La Somalia è fra i Paesi più coinvolti con 1.500 ragazzini, per lo più rapiti da al-Shabaab. Ma anche esercito e polizia, li hanno utilizzati in quasi 200 casi. Nella Repubblica democratica del Congo (Rdc) oltre 2.500 minori sono stati reclutati dal 2008 e utilizzati da decine di guerriglie. L’aberrante fenomeno interessa anche il Sahel, nella Repubblica Centrafricana l’Onu ha accertato almeno 200 nuovi casi di minorenni utilizzati come soldati e altrettanti nel Mali, elenca Luciano Bertoli su Avvenire.

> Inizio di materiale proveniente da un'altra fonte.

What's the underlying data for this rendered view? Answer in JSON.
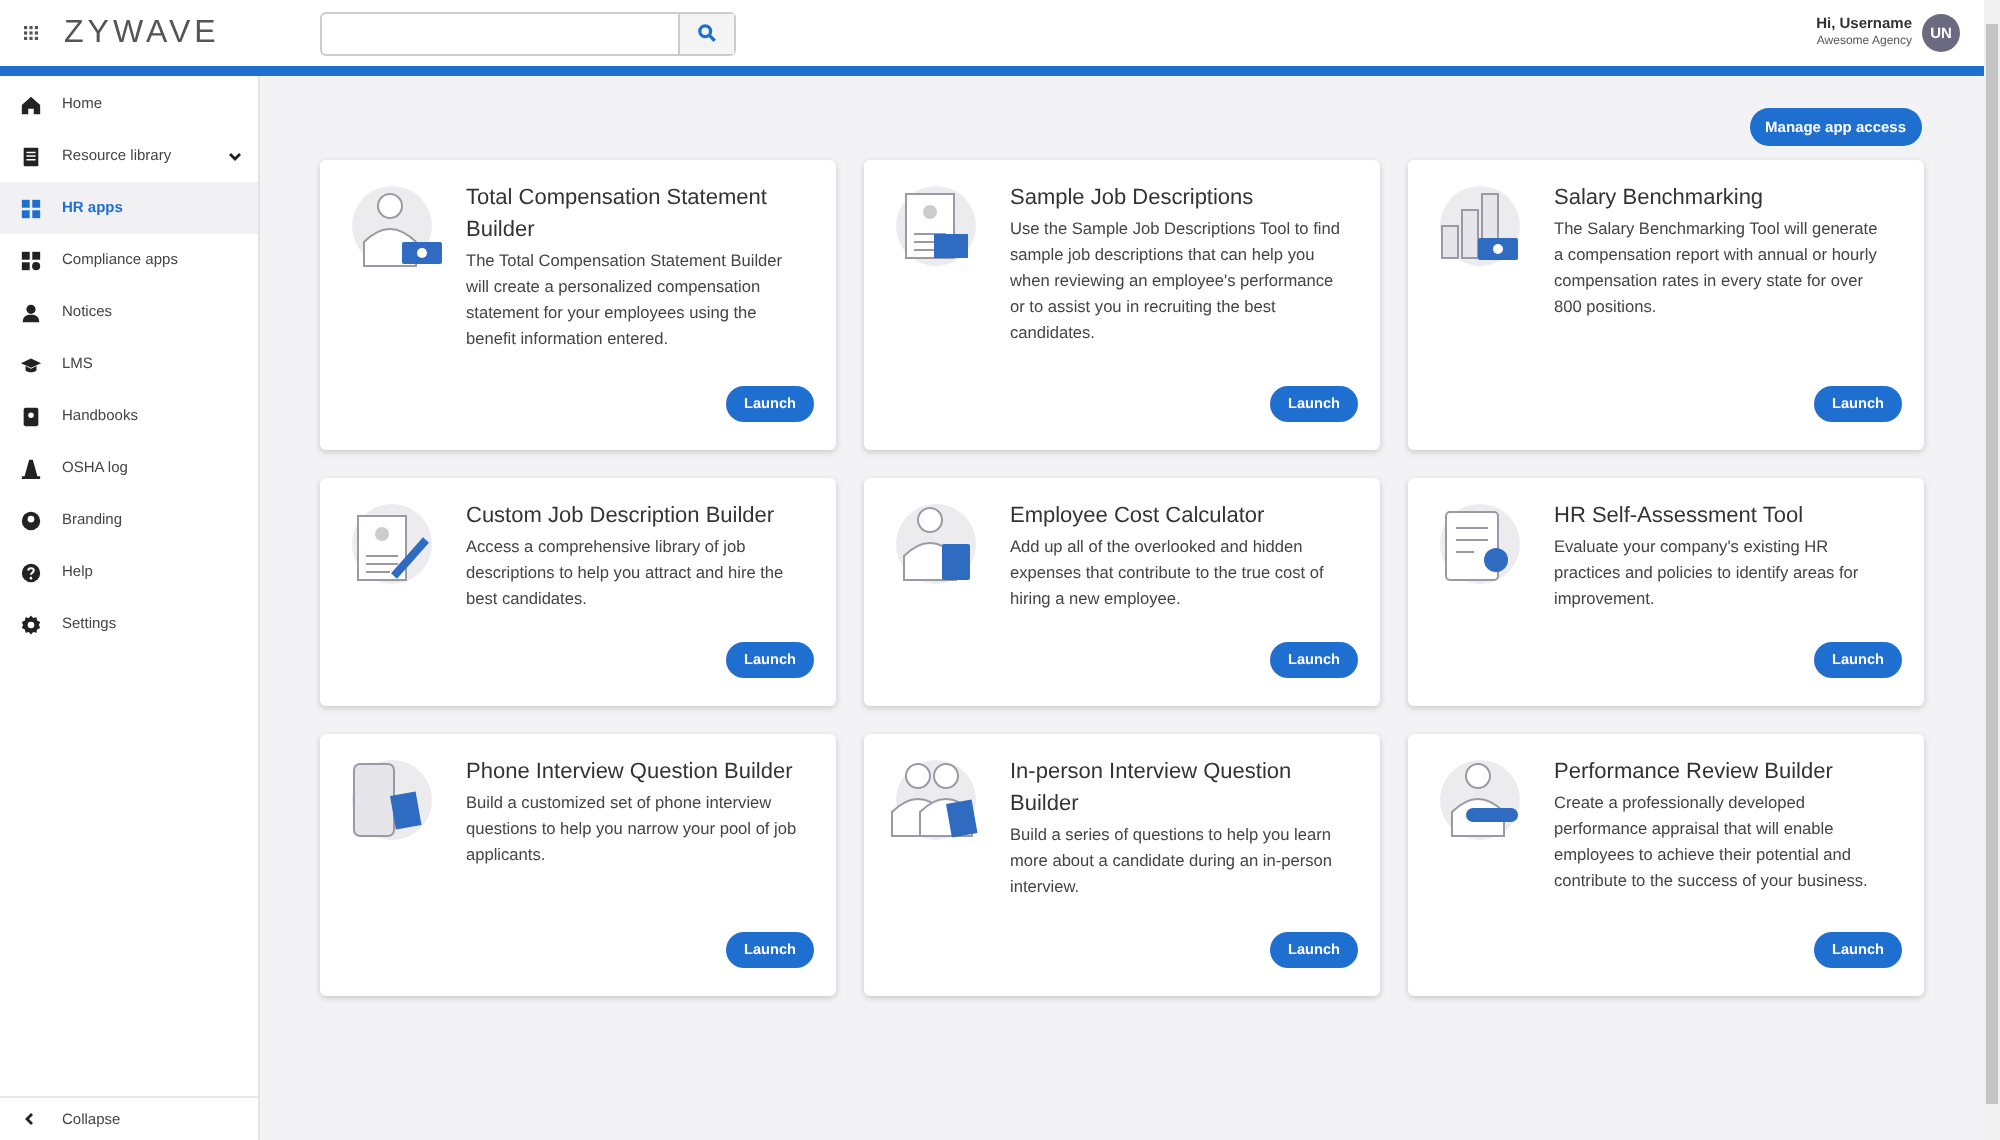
{
  "header": {
    "logo": "ZYWAVE",
    "user": {
      "greeting": "Hi, Username",
      "agency": "Awesome Agency",
      "initials": "UN"
    }
  },
  "sidebar": {
    "items": [
      {
        "label": "Home",
        "selected": false,
        "expandable": false
      },
      {
        "label": "Resource library",
        "selected": false,
        "expandable": true
      },
      {
        "label": "HR apps",
        "selected": true,
        "expandable": false
      },
      {
        "label": "Compliance apps",
        "selected": false,
        "expandable": false
      },
      {
        "label": "Notices",
        "selected": false,
        "expandable": false
      },
      {
        "label": "LMS",
        "selected": false,
        "expandable": false
      },
      {
        "label": "Handbooks",
        "selected": false,
        "expandable": false
      },
      {
        "label": "OSHA log",
        "selected": false,
        "expandable": false
      },
      {
        "label": "Branding",
        "selected": false,
        "expandable": false
      },
      {
        "label": "Help",
        "selected": false,
        "expandable": false
      },
      {
        "label": "Settings",
        "selected": false,
        "expandable": false
      }
    ],
    "collapse": "Collapse"
  },
  "manage_button": "Manage app access",
  "apps": [
    {
      "title": "Total Compensation Statement Builder",
      "description": "The Total Compensation Statement Builder will create a personalized compensation statement for your employees using the benefit information entered.",
      "button": "Launch"
    },
    {
      "title": "Sample Job Descriptions",
      "description": "Use the Sample Job Descriptions Tool to find sample job descriptions that can help you when reviewing an employee's performance or to assist you in recruiting the best candidates.",
      "button": "Launch"
    },
    {
      "title": "Salary Benchmarking",
      "description": "The Salary Benchmarking Tool will generate a compensation report with annual or hourly compensation rates in every state for over 800 positions.",
      "button": "Launch"
    },
    {
      "title": "Custom Job Description Builder",
      "description": "Access a comprehensive library of job descriptions to help you attract and hire the best candidates.",
      "button": "Launch"
    },
    {
      "title": "Employee Cost Calculator",
      "description": "Add up all of the overlooked and hidden expenses that contribute to the true cost of hiring a new employee.",
      "button": "Launch"
    },
    {
      "title": "HR Self-Assessment Tool",
      "description": "Evaluate your company's existing HR practices and policies to identify areas for improvement.",
      "button": "Launch"
    },
    {
      "title": "Phone Interview Question Builder",
      "description": "Build a customized set of phone interview questions to help you narrow your pool of job applicants.",
      "button": "Launch"
    },
    {
      "title": "In-person Interview Question Builder",
      "description": "Build a series of questions to help you learn more about a candidate during an in-person interview.",
      "button": "Launch"
    },
    {
      "title": "Performance Review Builder",
      "description": "Create a professionally developed performance appraisal that will enable employees to achieve their potential and contribute to the success of your business.",
      "button": "Launch"
    }
  ]
}
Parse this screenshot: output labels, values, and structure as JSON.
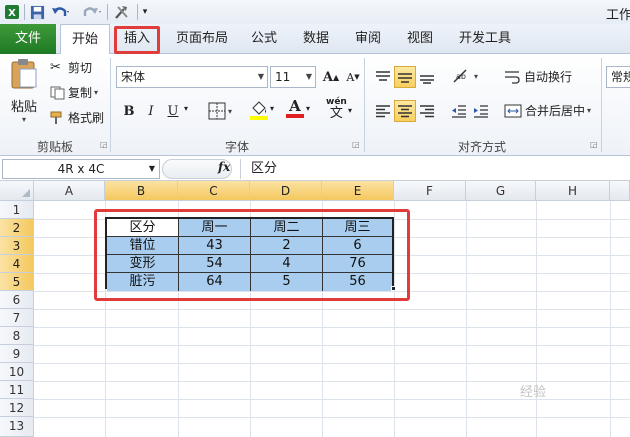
{
  "window": {
    "title": "工作"
  },
  "tabs": [
    "文件",
    "开始",
    "插入",
    "页面布局",
    "公式",
    "数据",
    "审阅",
    "视图",
    "开发工具"
  ],
  "clipboard": {
    "paste": "粘贴",
    "cut": "剪切",
    "copy": "复制",
    "format_painter": "格式刷",
    "group_label": "剪贴板"
  },
  "font": {
    "name": "宋体",
    "size": "11",
    "group_label": "字体",
    "bold": "B",
    "italic": "I",
    "underline": "U",
    "phonetic": "wén",
    "phonetic_char": "文",
    "grow": "A",
    "shrink": "A",
    "font_color_glyph": "A"
  },
  "alignment": {
    "wrap_text": "自动换行",
    "merge_center": "合并后居中",
    "group_label": "对齐方式"
  },
  "number": {
    "format": "常规"
  },
  "formula_bar": {
    "name_box": "4R x 4C",
    "fx": "fx",
    "formula": "区分"
  },
  "grid": {
    "columns": [
      "A",
      "B",
      "C",
      "D",
      "E",
      "F",
      "G",
      "H"
    ],
    "rows": [
      "1",
      "2",
      "3",
      "4",
      "5",
      "6",
      "7",
      "8",
      "9",
      "10",
      "11",
      "12",
      "13"
    ],
    "table": [
      [
        "区分",
        "周一",
        "周二",
        "周三"
      ],
      [
        "错位",
        "43",
        "2",
        "6"
      ],
      [
        "变形",
        "54",
        "4",
        "76"
      ],
      [
        "脏污",
        "64",
        "5",
        "56"
      ]
    ]
  },
  "watermark": "经验",
  "colors": {
    "file_tab": "#1e7a23",
    "highlight": "#e03c3c",
    "selection_fill": "#a9cdef",
    "header_selected": "#f4c85e"
  }
}
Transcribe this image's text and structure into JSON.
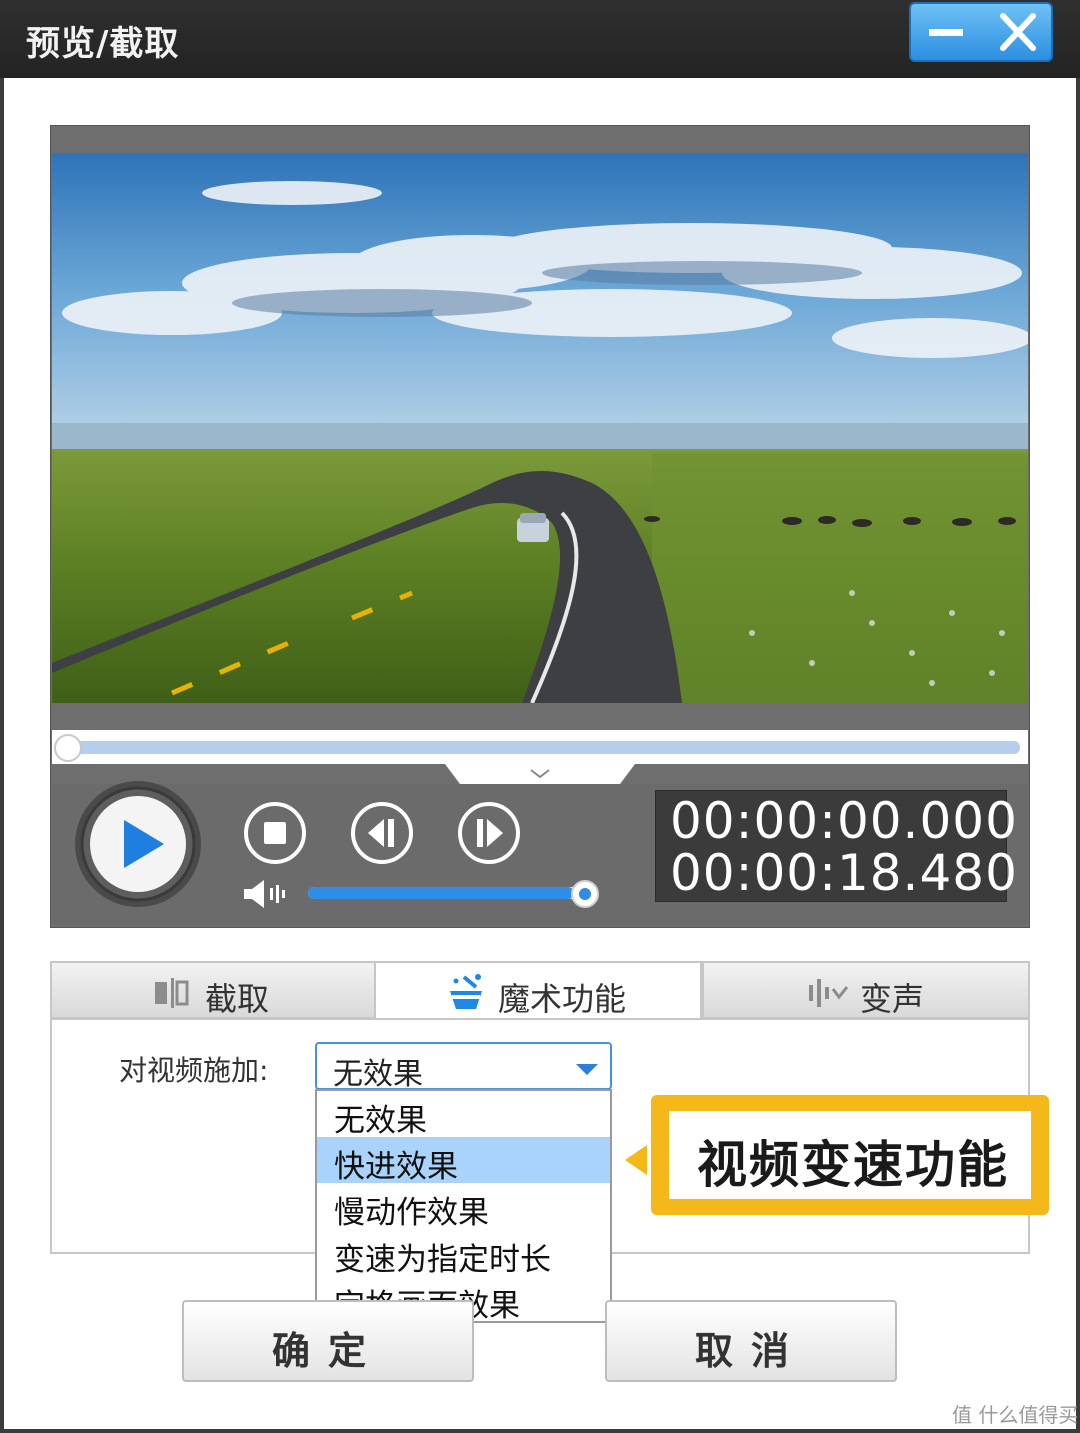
{
  "window": {
    "title": "预览/截取"
  },
  "player": {
    "current_time": "00:00:00.000",
    "total_time": "00:00:18.480",
    "seek_progress": 0.0,
    "volume_level": 0.95
  },
  "tabs": [
    {
      "label": "截取",
      "icon": "trim-icon",
      "active": false
    },
    {
      "label": "魔术功能",
      "icon": "magic-wand-icon",
      "active": true
    },
    {
      "label": "变声",
      "icon": "waveform-icon",
      "active": false
    }
  ],
  "effects": {
    "label": "对视频施加:",
    "selected": "无效果",
    "options": [
      "无效果",
      "快进效果",
      "慢动作效果",
      "变速为指定时长",
      "定格画面效果"
    ],
    "highlighted_index": 1
  },
  "callout": {
    "text": "视频变速功能",
    "color": "#f5b81b"
  },
  "buttons": {
    "ok": "确定",
    "cancel": "取消"
  },
  "watermark": "值 什么值得买",
  "colors": {
    "accent": "#2e8de6",
    "highlight": "#a9d3fa"
  }
}
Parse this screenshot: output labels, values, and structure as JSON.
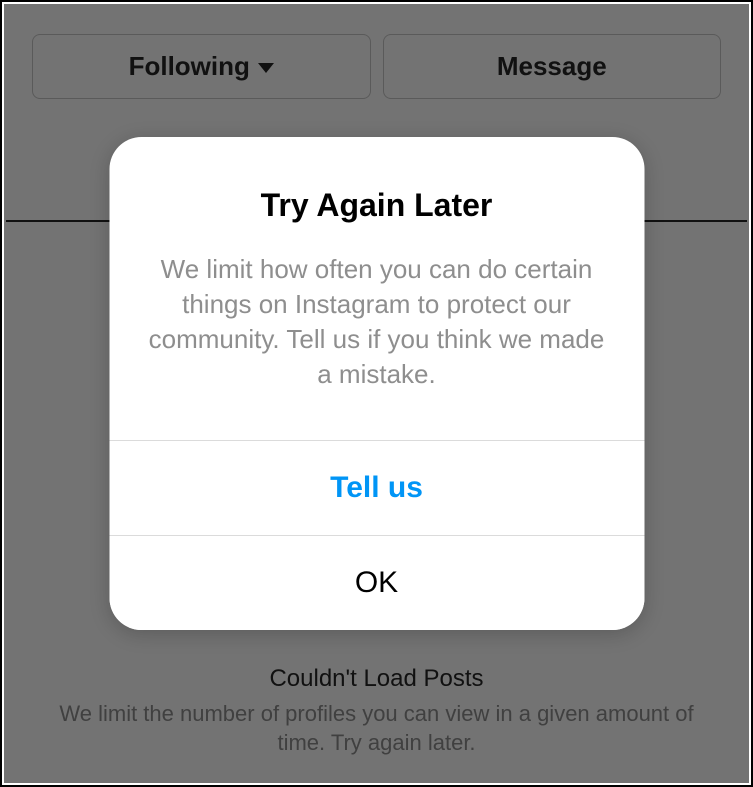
{
  "profile_actions": {
    "following_label": "Following",
    "message_label": "Message"
  },
  "background_error": {
    "title": "Couldn't Load Posts",
    "message": "We limit the number of profiles you can view in a given amount of time. Try again later."
  },
  "modal": {
    "title": "Try Again Later",
    "body": "We limit how often you can do certain things on Instagram to protect our community. Tell us if you think we made a mistake.",
    "primary_button": "Tell us",
    "secondary_button": "OK"
  }
}
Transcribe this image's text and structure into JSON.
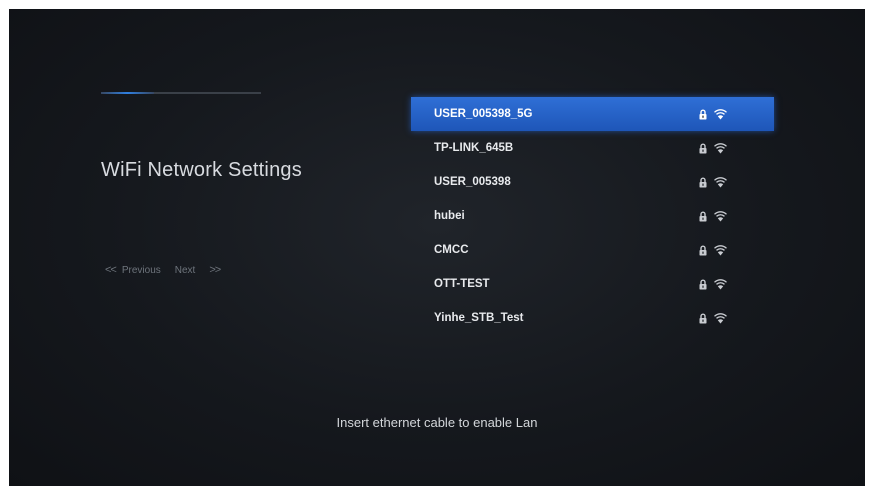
{
  "header": {
    "title": "WiFi Network Settings",
    "progress_fraction": 0.33
  },
  "pager": {
    "prev_chevron": "<<",
    "prev_label": "Previous",
    "next_label": "Next",
    "next_chevron": ">>"
  },
  "networks": [
    {
      "ssid": "USER_005398_5G",
      "secured": true,
      "signal_icon": "wifi-icon",
      "lock_icon": "lock-icon",
      "selected": true
    },
    {
      "ssid": "TP-LINK_645B",
      "secured": true,
      "signal_icon": "wifi-icon",
      "lock_icon": "lock-icon",
      "selected": false
    },
    {
      "ssid": "USER_005398",
      "secured": true,
      "signal_icon": "wifi-icon",
      "lock_icon": "lock-icon",
      "selected": false
    },
    {
      "ssid": "hubei",
      "secured": true,
      "signal_icon": "wifi-icon",
      "lock_icon": "lock-icon",
      "selected": false
    },
    {
      "ssid": "CMCC",
      "secured": true,
      "signal_icon": "wifi-icon",
      "lock_icon": "lock-icon",
      "selected": false
    },
    {
      "ssid": "OTT-TEST",
      "secured": true,
      "signal_icon": "wifi-icon",
      "lock_icon": "lock-icon",
      "selected": false
    },
    {
      "ssid": "Yinhe_STB_Test",
      "secured": true,
      "signal_icon": "wifi-icon",
      "lock_icon": "lock-icon",
      "selected": false
    }
  ],
  "footer": {
    "lan_hint": "Insert ethernet cable to enable Lan"
  },
  "colors": {
    "selected_row": "#2563c9",
    "background": "#16191e",
    "accent": "#2f7fe0"
  }
}
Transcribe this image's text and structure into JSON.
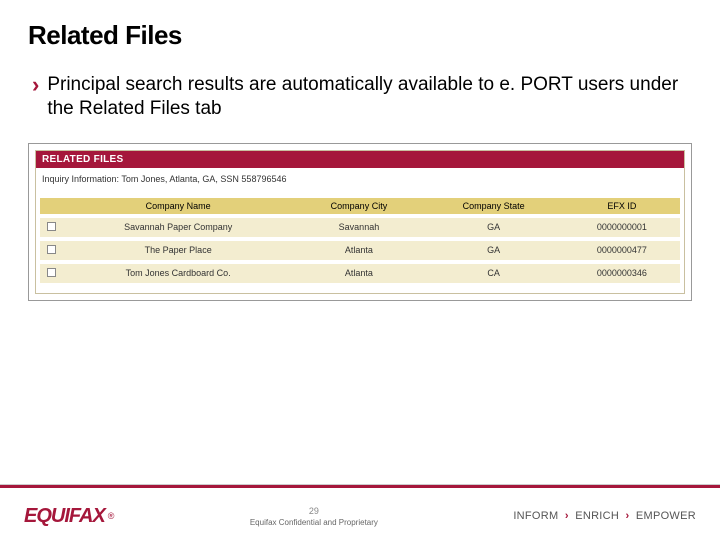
{
  "title": "Related Files",
  "bullet": "Principal search results are automatically available to e. PORT users under the Related Files tab",
  "panel": {
    "header": "RELATED FILES",
    "inquiry": "Inquiry Information: Tom Jones, Atlanta, GA, SSN 558796546",
    "columns": {
      "name": "Company Name",
      "city": "Company City",
      "state": "Company State",
      "efx": "EFX ID"
    },
    "rows": [
      {
        "name": "Savannah Paper Company",
        "city": "Savannah",
        "state": "GA",
        "efx": "0000000001"
      },
      {
        "name": "The Paper Place",
        "city": "Atlanta",
        "state": "GA",
        "efx": "0000000477"
      },
      {
        "name": "Tom Jones Cardboard Co.",
        "city": "Atlanta",
        "state": "CA",
        "efx": "0000000346"
      }
    ]
  },
  "footer": {
    "logo": "EQUIFAX",
    "reg": "®",
    "page": "29",
    "conf": "Equifax Confidential and Proprietary",
    "tag1": "INFORM",
    "tag2": "ENRICH",
    "tag3": "EMPOWER"
  }
}
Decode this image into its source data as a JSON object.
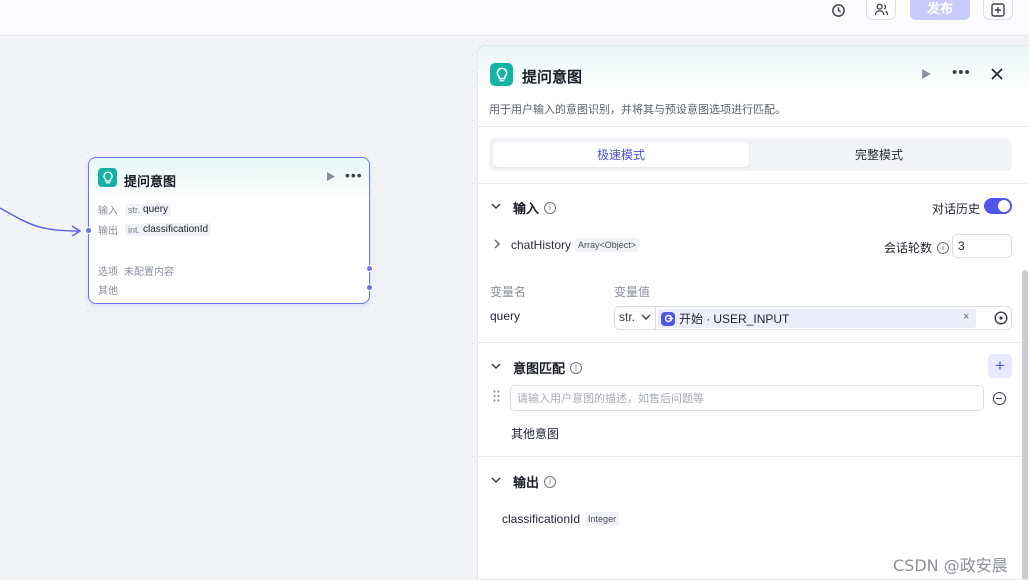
{
  "topbar": {
    "history_icon": "history-icon",
    "users_icon": "users-icon",
    "publish_label": "发布",
    "add_icon": "add-square-icon"
  },
  "node": {
    "title": "提问意图",
    "input_label": "输入",
    "input_type": "str.",
    "input_value": "query",
    "output_label": "输出",
    "output_type": "int.",
    "output_value": "classificationId",
    "options_label": "选项",
    "options_value": "未配置内容",
    "other_label": "其他"
  },
  "panel": {
    "title": "提问意图",
    "description": "用于用户输入的意图识别，并将其与预设意图选项进行匹配。",
    "modes": [
      "极速模式",
      "完整模式"
    ],
    "active_mode": "极速模式",
    "input_section": {
      "title": "输入",
      "history_label": "对话历史",
      "history_on": true,
      "chat_history_name": "chatHistory",
      "chat_history_type": "Array<Object>",
      "rounds_label": "会话轮数",
      "rounds_value": "3",
      "var_name_header": "变量名",
      "var_value_header": "变量值",
      "var_name": "query",
      "var_type": "str.",
      "var_source_prefix": "开始 ·",
      "var_source": "USER_INPUT"
    },
    "intent_section": {
      "title": "意图匹配",
      "placeholder": "请输入用户意图的描述，如售后问题等",
      "other_intent": "其他意图"
    },
    "output_section": {
      "title": "输出",
      "name": "classificationId",
      "type": "Integer"
    }
  },
  "watermark": "CSDN @政安晨",
  "colors": {
    "accent": "#4f55e8",
    "node_icon": "#14b2a4"
  }
}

Il compito di questi piccoli non è ‘solo’ di combattere, ma anche di fare i cuochi, i facchini, i messaggeri. Le ragazzine, invece, ‘schiave del sesso’ sono destinate da Boko Haram in Nigeria ad attentati suicidi. Le violenze sessuali sono comunemente usate dalle guerriglie e dagli eserciti, nel Congo, Somalia, Repubblica Centrafricana, Somalia, Sudan e Sud Sudan. I minori trasformati in soldati sono sottoposti a violenze di ogni tipo: uccisioni, torture, mutiliazioni, violenze sessuali e uso di droghe, somministrate per eliminare dolore e paura, gravidanze indesiderate e Aids.
«I bambini, spiegava un rapporto Onu, non sono ancora pienamente coscienti delle loro azioni: possono essere facilmente indottrinati e trasformati in spietate macchine belliche». I fanciulli, inoltre, non disertano, non chiedono stipendi e per loro l’esercito rappresenta l’unico modo per potersi nutrire. Le attività belliche, inoltre, privilegiano la distruzione di ospedali e scuole, calpestando le convenzioni internazionali.